People who love government must be thirsting for what might be called the CensorChip.
Such an invention would be inserted into every human brain, allowing Big Tech overlords and freedom-hating politicians to constantly update the chip with new words, ideas, and images they want purged from polite society.
That would make it easier for Google-Alphabet’s pet censoring machine, YouTube, to decrease its authoritarian and arbitrary policing of pro-freedom channels. YouTube simply could shut down the thoughts of people trying to post pro-freedom videos. The corporate board could skip its tedious algorithmic jerry-rigging and “strike” system, could avoid the bad press of removing popular sites, and just stop the thoughts at the cerebral level.
Until that wondrous day, of course, the demigods at YouTube will have to employ their lackeys and programs and continue their quest: to silence the backers of liberty and peace – people like those who run the Atajurt Kazakh Human Rights channel, which had published on YouTube thousands of testimonials from people reporting on Chinese persecution of their friends and relatives.
Reuters’ Victoria Waldersee and Paresh Dave note that, thanks to YouTube’s long-standing hatred of anything remotely resembling a respect for freedom, the channel is now gone:
Atajurt Kazakh Human Rights' channel has published nearly 11,000 videos on YouTube totaling over 120 million views since 2017, thousands of which feature people speaking to camera about relatives they say have disappeared without a trace in China's Xinjiang region, where UN experts and rights groups estimate over a million people have been detained in recent years.
But YouTube’s string-pullers must think such reportage is inherently evil, because, much like the Chinese, Canadian, and numerous US state governments have done to churchgoers, that pro-freedom message has been crushed.
On June 15, the channel was blocked for violating YouTube's guidelines, according to a screenshot seen by Reuters, after twelve of its videos had been reported for breaching its 'cyberbullying and harassment' policy.
That would be… bullying the Chinese government by reporting on its wicked treatment of people in Xinjiang and occupied Kazakhstan?
Serikzhan Bilash, a Xinjiang-born Kazakh activist who co-founded the channel and has been arrested multiple times for his activism, said government advisors told him five years ago to stop using the word ‘genocide’ to describe the situation in Xinjiang - an order he assumed came from pressure from China's government on Kazakhstan.
Bilash and his colleagues at the channel post video testimony from loved-ones who describe the treatment of those whom the government has prevented from having voices. But YouTube seems not to like that.

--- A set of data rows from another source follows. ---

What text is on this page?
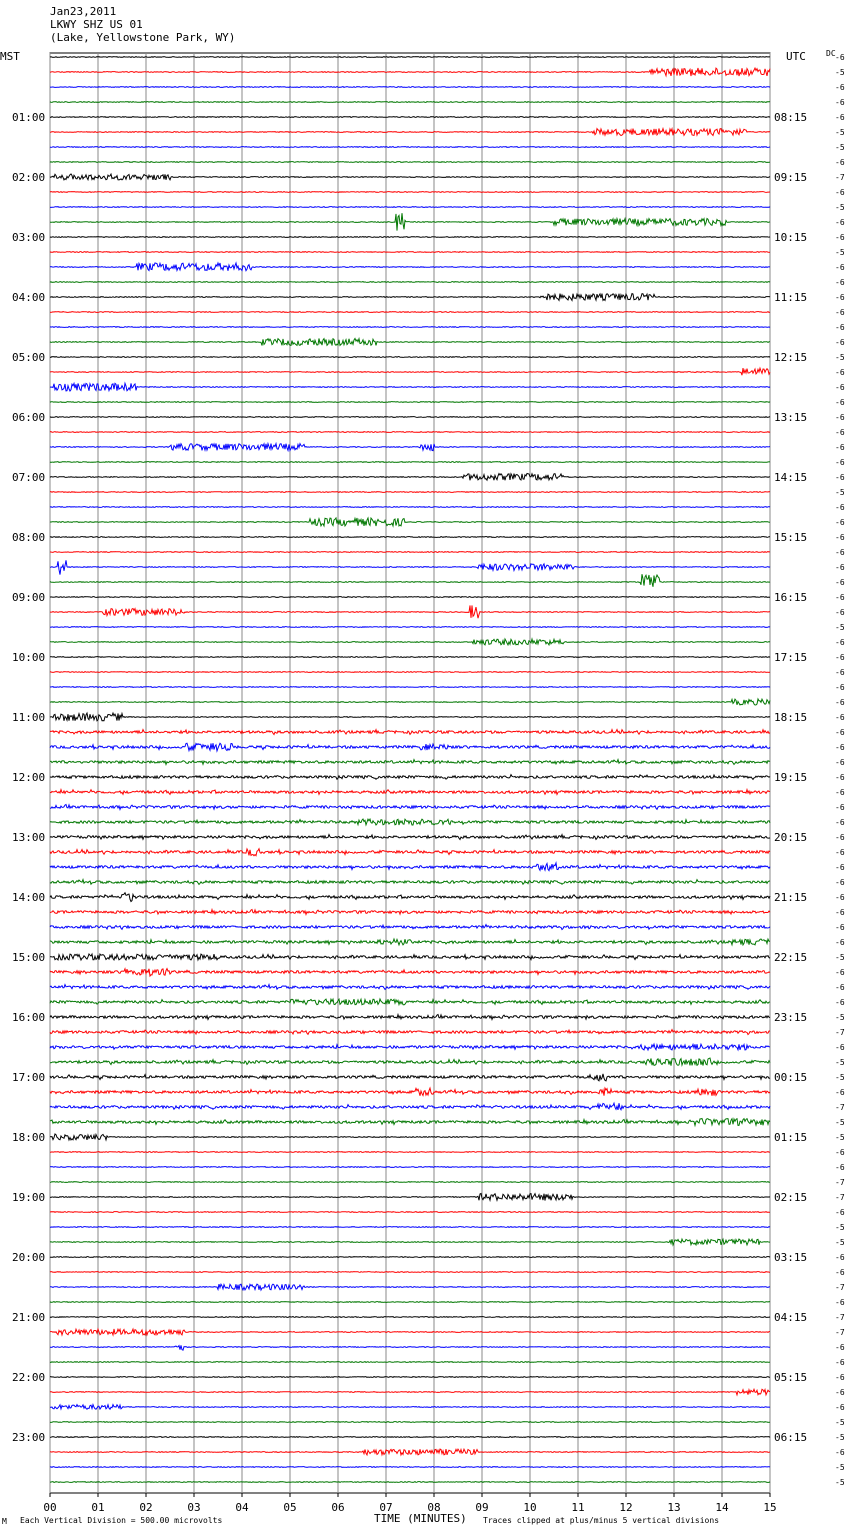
Jan23,2011
LKWY SHZ US 01
(Lake, Yellowstone Park, WY)
MST	UTC	DC -6
-5
-6
-6
-6
-5
-5
-6
-7
-6
-5
-6
-6
-5
-6
-6
-6
-6
-6
-6
-5
-6
-6
-6
-6
-6
-6
-6
-6
-5
-6
-6
-6
-6
-6
-6
-6
-6
-5
-6
-6
-6
-6
-6
-6
-6
-6
-6
-6
-6
-6
-6
-6
-6
-6
-6
-6
-6
-6
-6
-5
-6
-6
-6
-5
-7
-6
-5
-5
-6
-7
-5
-5
-6
-6
-7
-7
-6
-5
-5
-6
-6
-7
-6
-7
-7
-6
-6
-6
-6
-6
-5
-5
-6
-5
-5
01:00
02:00
03:00
04:00
05:00
06:00
07:00
08:00
09:00
10:00
11:00
12:00
13:00
14:00
15:00
16:00
17:00
18:00
19:00
20:00
21:00
22:00
23:00
08:15
09:15
10:15
11:15
12:15
13:15
14:15
15:15
16:15
17:15
18:15
19:15
20:15
21:15
22:15
23:15
00:15
01:15
02:15
03:15
04:15
05:15
06:15
00	01	02	03	04	05	06	07	08	09	10	11	12	13	14	15
M Each Vertical Division = 500.00 microvolts	TIME (MINUTES) Traces clipped at plus/minus 5 vertical divisions
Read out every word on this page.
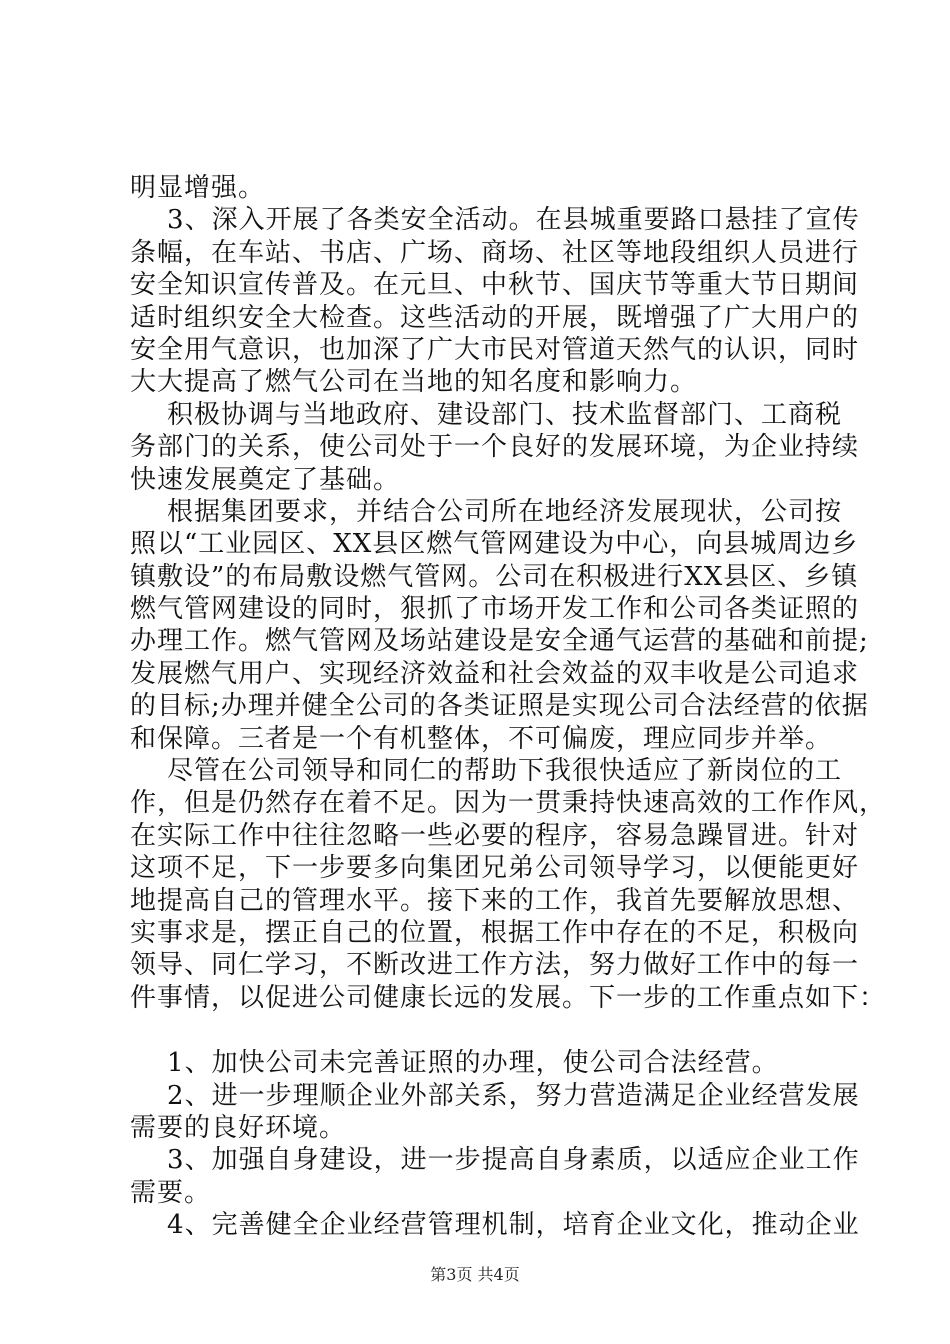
明显增强。
3、深入开展了各类安全活动。在县城重要路口悬挂了宣传
条幅，在车站、书店、广场、商场、社区等地段组织人员进行
安全知识宣传普及。在元旦、中秋节、国庆节等重大节日期间
适时组织安全大检查。这些活动的开展，既增强了广大用户的
安全用气意识，也加深了广大市民对管道天然气的认识，同时
大大提高了燃气公司在当地的知名度和影响力。
积极协调与当地政府、建设部门、技术监督部门、工商税
务部门的关系，使公司处于一个良好的发展环境，为企业持续
快速发展奠定了基础。
根据集团要求，并结合公司所在地经济发展现状，公司按
照以“工业园区、XX县区燃气管网建设为中心，向县城周边乡
镇敷设”的布局敷设燃气管网。公司在积极进行XX县区、乡镇
燃气管网建设的同时，狠抓了市场开发工作和公司各类证照的
办理工作。燃气管网及场站建设是安全通气运营的基础和前提;
发展燃气用户、实现经济效益和社会效益的双丰收是公司追求
的目标;办理并健全公司的各类证照是实现公司合法经营的依据
和保障。三者是一个有机整体，不可偏废，理应同步并举。
尽管在公司领导和同仁的帮助下我很快适应了新岗位的工
作，但是仍然存在着不足。因为一贯秉持快速高效的工作作风，
在实际工作中往往忽略一些必要的程序，容易急躁冒进。针对
这项不足，下一步要多向集团兄弟公司领导学习，以便能更好
地提高自己的管理水平。接下来的工作，我首先要解放思想、
实事求是，摆正自己的位置，根据工作中存在的不足，积极向
领导、同仁学习，不断改进工作方法，努力做好工作中的每一
件事情，以促进公司健康长远的发展。下一步的工作重点如下：
1、加快公司未完善证照的办理，使公司合法经营。
2、进一步理顺企业外部关系，努力营造满足企业经营发展
需要的良好环境。
3、加强自身建设，进一步提高自身素质，以适应企业工作
需要。
4、完善健全企业经营管理机制，培育企业文化，推动企业
第3页 共4页
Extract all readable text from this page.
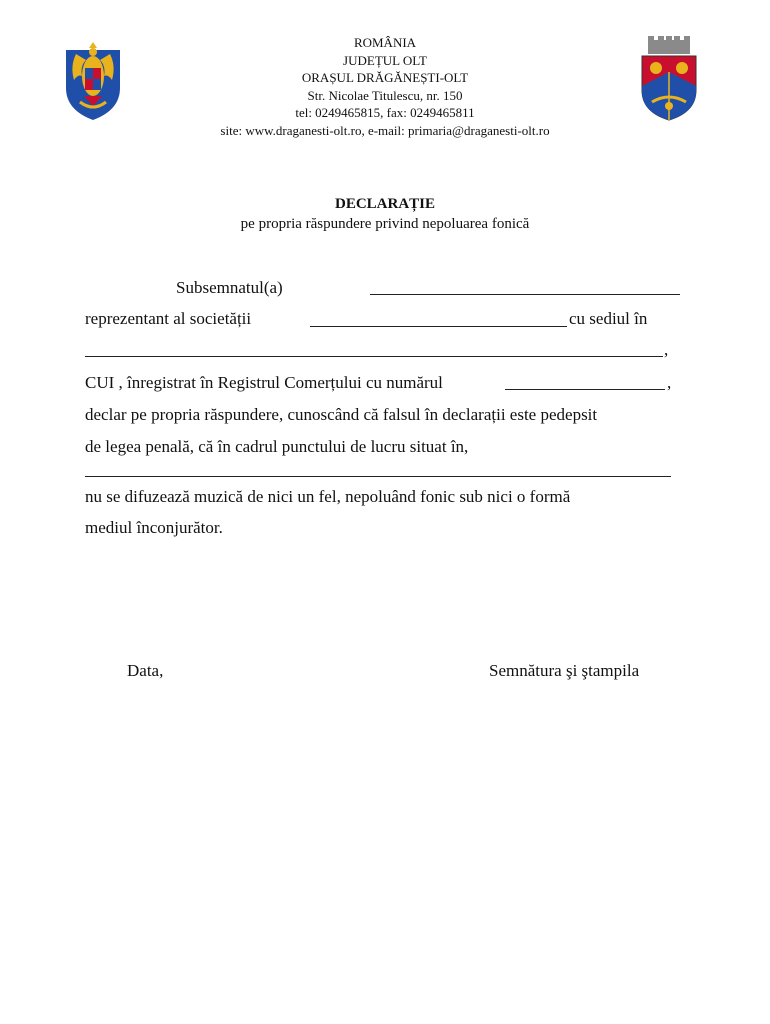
ROMÂNIA
JUDEȚUL OLT
ORAȘUL DRĂGĂNEȘTI-OLT
Str. Nicolae Titulescu, nr. 150
tel: 0249465815, fax: 0249465811
site: www.draganesti-olt.ro, e-mail: primaria@draganesti-olt.ro
DECLARAȚIE
pe propria răspundere privind nepoluarea fonică
Subsemnatul(a)
reprezentant al societății	cu sediul în
,
CUI , înregistrat în Registrul Comerțului cu numărul	,
declar pe propria răspundere, cunoscând că falsul în declarații este pedepsit
de legea penală, că în cadrul punctului de lucru situat în,
nu se difuzează muzică de nici un fel, nepoluând fonic sub nici o formă
mediul înconjurător.
Data,	Semnătura şi ştampila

’They're just facts,’ Bilash said to Reuters in a phone interview, referring to the content of Atajurt's videos. ‘The people giving the testimonies are talking about their loved ones.’
The YouTube censors cited 12 videos for “cyberbullying and harassment,” and, upon receiving questions about specifics from Reuters, replied that it objected to the Atajurt practice of having speakers show IDs as proof of their relationships to the missing victims of government terror.
On June 18, write Waldersee and Dave, YouTube reinstated the channel, but demanded that Bilash blur those IDs, something Bilash is reluctant to do, since that would undercut the veracity of the videos.
So the Atajurt Kazakh Human Rights Channel is moving to libertarian-oriented Odysee, which is part of the LBRY blockchain system:
Fearing further blocking by YouTube, they decided to back up content to Odysee, a website built on a blockchain protocol called LBRY, designed to give creators more control. About 975 videos https://odysee.com/@ATAJURT:8 have been moved so far.
And Bilash offers one final comment:
’There is another excuse every day. I never trusted YouTube, ’Serikzhan Bilash, one of Atajurt's founders, told Reuters in a phone interview. ‘But we're not afraid anymore, because we are backing ourselves up with LBRY. The most important thing is our material's safety.’
The more YouTube engages in this kind of behavior, almost as if it is defending China, the more people will go to alternatives – especially ones like Odysee, which utilizes the blockchain to prevent videos from being purged.
As long as the information is being released, we will find it.